The DE strategy used is the best solution in the modification operation, i.e. “rand_to_best/1/bin”, “best/2/bin”, and “best/1/bin”, usually directing the simulated bat in the direction of the current best solution.

reference

  1. Yang, X.-S., A New Metaheuristic Bat-Inspired Algorithm, in Nature Inspired Cooperative Strategies for Optimization (NICSO 2010), J.R. González, et al., Editors. 2010, Springer Berlin Heidelberg: Berlin, Heidelberg. p. 65-74.
  2. Gandomi, A.H. and X.-S. Yang, Chaotic bat algorithm. Journal of Computational Science, 2014. 5(2): p. 224-232.
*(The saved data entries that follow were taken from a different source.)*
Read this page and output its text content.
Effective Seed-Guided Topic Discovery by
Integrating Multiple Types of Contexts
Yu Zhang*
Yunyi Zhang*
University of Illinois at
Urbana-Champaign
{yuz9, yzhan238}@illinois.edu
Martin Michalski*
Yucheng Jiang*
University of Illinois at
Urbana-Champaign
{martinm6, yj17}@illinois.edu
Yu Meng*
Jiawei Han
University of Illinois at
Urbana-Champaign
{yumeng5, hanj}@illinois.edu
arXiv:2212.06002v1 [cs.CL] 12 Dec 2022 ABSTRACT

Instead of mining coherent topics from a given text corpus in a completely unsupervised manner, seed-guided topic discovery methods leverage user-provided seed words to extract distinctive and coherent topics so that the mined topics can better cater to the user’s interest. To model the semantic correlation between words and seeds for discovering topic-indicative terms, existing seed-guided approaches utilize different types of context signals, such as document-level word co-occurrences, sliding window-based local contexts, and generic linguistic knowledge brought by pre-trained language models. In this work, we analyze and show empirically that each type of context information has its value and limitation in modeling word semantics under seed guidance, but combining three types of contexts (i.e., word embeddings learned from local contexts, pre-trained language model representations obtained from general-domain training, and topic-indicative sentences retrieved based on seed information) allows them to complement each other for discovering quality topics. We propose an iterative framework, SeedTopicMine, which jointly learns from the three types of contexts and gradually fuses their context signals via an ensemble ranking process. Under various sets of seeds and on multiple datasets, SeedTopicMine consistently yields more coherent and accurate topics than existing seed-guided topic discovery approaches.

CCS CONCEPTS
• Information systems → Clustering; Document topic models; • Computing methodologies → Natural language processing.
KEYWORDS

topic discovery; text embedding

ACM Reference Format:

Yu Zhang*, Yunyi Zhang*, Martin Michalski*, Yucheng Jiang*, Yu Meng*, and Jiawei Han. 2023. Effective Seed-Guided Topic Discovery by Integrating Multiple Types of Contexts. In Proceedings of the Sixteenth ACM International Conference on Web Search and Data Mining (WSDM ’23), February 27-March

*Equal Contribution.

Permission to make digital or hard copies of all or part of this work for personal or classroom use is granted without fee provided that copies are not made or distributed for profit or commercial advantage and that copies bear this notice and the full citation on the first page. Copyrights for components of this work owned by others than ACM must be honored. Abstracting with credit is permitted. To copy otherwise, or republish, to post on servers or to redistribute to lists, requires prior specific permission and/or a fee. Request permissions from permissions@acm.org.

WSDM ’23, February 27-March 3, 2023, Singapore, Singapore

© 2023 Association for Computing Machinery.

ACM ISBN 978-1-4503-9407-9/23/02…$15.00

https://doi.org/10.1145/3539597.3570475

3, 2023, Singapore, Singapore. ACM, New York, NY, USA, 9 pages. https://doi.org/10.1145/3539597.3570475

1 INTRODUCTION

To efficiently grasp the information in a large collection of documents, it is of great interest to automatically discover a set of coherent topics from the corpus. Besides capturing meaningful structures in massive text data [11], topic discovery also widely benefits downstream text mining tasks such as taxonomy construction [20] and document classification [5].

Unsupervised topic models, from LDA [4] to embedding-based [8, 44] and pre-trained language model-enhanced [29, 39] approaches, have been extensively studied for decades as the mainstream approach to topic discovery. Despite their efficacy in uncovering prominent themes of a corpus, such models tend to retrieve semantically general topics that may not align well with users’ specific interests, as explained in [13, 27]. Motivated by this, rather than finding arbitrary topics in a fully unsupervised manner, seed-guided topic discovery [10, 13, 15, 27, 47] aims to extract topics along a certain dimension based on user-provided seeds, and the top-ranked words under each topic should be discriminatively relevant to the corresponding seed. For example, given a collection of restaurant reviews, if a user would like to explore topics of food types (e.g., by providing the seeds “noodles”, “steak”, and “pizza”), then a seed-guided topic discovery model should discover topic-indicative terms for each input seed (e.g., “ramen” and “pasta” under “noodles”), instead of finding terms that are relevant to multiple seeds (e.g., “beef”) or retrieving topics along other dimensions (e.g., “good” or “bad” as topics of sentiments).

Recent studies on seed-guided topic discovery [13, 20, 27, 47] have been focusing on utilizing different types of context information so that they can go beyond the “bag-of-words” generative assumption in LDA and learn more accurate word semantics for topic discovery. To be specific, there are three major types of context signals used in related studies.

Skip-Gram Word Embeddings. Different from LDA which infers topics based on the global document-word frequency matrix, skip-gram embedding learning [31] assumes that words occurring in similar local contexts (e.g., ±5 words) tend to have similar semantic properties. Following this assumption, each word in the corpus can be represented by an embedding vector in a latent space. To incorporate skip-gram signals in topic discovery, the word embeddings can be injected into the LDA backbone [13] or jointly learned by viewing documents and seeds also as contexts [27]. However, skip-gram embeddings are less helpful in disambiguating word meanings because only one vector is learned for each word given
  3. Mirjalili, S., S.M. Mirjalili, and X.-S. Yang, Binary bat algorithm. Neural Computing and Applications, 2014. 25(3): p. 663-681.
  4. Tsai, C.-F., et al. Parallelized Bat Algorithm with a Communication Strategy. in Modern Advances in Applied Intelligence. 2014. Cham: Springer International Publishing.
  5. Chakri, A., et al., New directional bat algorithm for continuous optimization problems. Expert Systems with Applications, 2017. 69: p. 159-175.
  6. Fister jr, I., et al., A Novel Hybrid Self-Adaptive Bat Algorithm. TheScientificWorldJournal, 2014. 2014: p. 709738.